Printer-friendly version Share:  Share this page on FacebookShare this page on TwitterShare this page by emailShare this page with other services

Negligencia Temeraria

Por Javier Sierra

En octubre de 2001, tres semanas después de los ataques del 11 de septiembre, visité el Bajo Manhattan, donde pude ver los todavía humeantes restos del World Trade Center (WTC), lo que se conoce como Punto Cero.

También vi decenas de comercios, cuyos dueños decidieron no limpiarlos, y dejarlos tal y como quedaron una vez que se asentó la espesa capa de polvo, como tributo a tan macabro día. Prácticamente nadie se imaginaba que lo que estábamos viendo era una nieve tóxica. Nadie, menos la administración Bush.

Hoy, casi tres años más tarde, nos enteramos de que el gobierno de Estados Unidos fracasó miserablemente en su deber más fundamental --proteger la salud y la seguridad del público.

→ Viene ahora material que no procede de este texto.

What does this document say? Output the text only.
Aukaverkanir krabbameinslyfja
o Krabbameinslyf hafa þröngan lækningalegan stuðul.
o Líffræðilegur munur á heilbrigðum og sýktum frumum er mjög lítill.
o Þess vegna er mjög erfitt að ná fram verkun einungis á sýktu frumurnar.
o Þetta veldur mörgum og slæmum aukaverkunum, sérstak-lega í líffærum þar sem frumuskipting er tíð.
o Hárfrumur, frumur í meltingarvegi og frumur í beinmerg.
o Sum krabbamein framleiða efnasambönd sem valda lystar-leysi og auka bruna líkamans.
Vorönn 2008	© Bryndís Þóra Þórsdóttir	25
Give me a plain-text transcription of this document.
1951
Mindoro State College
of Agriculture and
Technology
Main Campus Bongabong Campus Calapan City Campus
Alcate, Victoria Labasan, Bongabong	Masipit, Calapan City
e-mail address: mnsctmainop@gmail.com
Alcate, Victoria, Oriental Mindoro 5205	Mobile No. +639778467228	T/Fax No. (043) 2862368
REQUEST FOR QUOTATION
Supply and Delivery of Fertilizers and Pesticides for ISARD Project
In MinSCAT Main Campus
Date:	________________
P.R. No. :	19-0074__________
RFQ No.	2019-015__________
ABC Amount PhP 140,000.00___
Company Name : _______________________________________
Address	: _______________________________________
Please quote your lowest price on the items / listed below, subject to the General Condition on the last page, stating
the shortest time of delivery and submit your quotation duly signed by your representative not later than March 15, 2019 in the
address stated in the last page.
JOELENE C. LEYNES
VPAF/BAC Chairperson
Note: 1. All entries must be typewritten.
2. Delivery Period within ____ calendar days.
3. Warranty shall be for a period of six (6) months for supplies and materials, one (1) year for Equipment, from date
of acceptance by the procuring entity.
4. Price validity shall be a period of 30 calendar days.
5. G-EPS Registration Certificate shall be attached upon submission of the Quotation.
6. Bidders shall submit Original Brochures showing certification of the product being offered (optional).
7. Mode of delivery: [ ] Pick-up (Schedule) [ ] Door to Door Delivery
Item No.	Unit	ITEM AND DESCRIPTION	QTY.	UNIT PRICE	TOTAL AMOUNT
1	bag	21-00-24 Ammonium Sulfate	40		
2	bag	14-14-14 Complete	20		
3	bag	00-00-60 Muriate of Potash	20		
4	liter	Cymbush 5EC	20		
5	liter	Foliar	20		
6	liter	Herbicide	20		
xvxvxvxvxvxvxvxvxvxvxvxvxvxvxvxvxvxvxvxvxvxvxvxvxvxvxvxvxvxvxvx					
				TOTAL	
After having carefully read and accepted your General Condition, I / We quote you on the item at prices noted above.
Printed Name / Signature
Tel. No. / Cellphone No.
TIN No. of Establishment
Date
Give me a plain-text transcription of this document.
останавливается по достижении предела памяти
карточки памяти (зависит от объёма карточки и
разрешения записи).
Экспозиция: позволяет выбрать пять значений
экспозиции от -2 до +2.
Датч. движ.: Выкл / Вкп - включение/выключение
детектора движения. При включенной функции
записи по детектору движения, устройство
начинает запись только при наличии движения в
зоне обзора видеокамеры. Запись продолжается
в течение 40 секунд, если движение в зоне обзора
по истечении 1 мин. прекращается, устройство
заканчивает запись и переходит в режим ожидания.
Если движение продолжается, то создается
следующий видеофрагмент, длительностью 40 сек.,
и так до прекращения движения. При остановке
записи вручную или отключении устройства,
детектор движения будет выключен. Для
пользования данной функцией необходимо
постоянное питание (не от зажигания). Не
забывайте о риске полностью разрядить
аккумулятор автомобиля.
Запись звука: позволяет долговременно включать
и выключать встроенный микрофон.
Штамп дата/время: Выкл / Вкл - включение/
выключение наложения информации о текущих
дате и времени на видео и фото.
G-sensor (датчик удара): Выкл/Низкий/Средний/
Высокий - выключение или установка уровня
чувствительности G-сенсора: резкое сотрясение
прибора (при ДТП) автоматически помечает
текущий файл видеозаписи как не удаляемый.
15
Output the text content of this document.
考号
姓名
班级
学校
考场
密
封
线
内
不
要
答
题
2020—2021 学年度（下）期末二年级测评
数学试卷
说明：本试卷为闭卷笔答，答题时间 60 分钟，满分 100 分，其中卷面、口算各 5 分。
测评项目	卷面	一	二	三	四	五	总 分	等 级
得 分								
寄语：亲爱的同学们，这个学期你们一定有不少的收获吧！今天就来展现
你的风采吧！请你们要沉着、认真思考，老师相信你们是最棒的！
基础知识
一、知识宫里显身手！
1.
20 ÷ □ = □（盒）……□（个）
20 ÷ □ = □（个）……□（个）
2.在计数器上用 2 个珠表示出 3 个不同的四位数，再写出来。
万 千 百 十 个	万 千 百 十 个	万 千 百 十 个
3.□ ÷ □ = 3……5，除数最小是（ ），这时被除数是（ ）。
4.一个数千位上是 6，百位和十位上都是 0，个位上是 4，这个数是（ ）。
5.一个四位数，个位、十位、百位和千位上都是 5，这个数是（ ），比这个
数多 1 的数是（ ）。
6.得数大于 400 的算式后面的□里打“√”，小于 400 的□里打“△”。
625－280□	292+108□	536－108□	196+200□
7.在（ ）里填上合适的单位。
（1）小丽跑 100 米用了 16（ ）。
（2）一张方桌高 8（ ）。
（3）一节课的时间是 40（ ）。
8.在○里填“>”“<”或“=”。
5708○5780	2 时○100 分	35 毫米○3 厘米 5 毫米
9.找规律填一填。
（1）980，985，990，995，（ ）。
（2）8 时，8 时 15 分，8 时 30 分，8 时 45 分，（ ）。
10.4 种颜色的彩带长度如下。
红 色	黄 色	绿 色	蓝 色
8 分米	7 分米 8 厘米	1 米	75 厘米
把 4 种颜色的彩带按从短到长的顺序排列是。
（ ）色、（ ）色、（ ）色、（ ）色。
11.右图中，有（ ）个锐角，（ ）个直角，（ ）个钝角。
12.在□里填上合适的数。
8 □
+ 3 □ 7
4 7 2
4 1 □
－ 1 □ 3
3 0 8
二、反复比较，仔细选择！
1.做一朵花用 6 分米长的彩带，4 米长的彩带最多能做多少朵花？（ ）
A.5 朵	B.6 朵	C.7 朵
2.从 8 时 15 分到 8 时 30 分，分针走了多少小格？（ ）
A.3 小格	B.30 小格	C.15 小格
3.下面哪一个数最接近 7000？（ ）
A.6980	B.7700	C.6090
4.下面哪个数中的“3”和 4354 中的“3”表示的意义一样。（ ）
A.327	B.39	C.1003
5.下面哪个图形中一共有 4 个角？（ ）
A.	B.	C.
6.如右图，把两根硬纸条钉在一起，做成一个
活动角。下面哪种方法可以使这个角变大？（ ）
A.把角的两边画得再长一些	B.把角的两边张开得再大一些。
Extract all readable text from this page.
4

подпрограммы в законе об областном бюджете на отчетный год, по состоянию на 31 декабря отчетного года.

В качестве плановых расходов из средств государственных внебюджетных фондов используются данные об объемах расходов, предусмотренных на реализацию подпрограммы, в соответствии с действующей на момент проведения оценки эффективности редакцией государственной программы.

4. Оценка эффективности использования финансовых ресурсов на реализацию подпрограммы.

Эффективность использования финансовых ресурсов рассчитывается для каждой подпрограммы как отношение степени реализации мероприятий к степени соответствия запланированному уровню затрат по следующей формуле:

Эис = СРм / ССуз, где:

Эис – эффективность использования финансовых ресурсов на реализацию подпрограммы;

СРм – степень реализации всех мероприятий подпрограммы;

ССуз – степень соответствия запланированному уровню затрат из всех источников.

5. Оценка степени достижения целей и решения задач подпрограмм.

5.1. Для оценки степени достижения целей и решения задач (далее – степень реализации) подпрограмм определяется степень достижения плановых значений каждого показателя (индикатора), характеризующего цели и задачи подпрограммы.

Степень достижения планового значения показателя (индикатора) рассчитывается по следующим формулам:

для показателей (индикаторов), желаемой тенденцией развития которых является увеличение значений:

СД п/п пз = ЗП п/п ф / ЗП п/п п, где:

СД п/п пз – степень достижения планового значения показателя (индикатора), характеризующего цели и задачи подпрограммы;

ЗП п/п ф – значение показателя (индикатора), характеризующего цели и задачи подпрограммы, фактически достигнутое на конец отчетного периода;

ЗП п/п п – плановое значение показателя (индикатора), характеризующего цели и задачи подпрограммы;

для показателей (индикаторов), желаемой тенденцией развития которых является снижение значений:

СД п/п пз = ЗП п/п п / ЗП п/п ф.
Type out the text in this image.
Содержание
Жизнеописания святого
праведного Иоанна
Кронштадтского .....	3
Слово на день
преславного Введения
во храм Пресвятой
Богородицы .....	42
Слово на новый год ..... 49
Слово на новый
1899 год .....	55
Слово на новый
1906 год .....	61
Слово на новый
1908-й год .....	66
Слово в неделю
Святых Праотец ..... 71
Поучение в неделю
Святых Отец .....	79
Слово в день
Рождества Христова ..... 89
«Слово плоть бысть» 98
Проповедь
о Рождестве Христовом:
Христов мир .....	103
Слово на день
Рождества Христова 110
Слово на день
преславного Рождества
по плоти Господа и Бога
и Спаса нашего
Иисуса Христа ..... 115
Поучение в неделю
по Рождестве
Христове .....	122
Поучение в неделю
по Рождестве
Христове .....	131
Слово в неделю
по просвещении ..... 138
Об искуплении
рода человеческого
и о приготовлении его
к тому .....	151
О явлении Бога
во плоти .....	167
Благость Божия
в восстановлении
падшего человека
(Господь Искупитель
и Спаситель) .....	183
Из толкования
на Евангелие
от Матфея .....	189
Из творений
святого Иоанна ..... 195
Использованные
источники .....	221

Hoy nos enteramos de que la administración Bush nos engañó a todos sobre las condiciones medioambientales reinantes en el Punto Cero; y que nos ocultó el hecho de que el aire era tan tóxico, que los trabajadores de rescate y los residentes estaban exponiendo su salud a graves riesgos.

Hoy, cientos de esas personas están enfermas y cientos, quizá miles, más se podrían enfermar en el futuro debido a la negligencia temeraria de la administración.

Cinco días después de los ataques, la Agencia de Protección Medioambiental (EPA), bajo la directa supervisión de la Casa Blanca, emitió la siguiente nota al público: "Las nuevas muestras confirman informes previos que la calidad del aire cumple con los estándares [federales] y consecuentemente no hay razón para preocuparse".

Pero un devastador informe del Sierra Club sobre las verdaderas condiciones medioambientales en el Punto Cero y lo que sabía la administración Bush sobre ellas, demuestra que los mensajes tranquilizadores del gobierno fueron "irresponsables".

"No se puede justificar que se trate de tranquilizar al publico cuando arden sin control y colapsan dos torres gigantescas repletas de asbesto, plástico, luces contaminadas con mercurio, y computadoras contaminadas con plomo," indica el informe emitido el miércoles.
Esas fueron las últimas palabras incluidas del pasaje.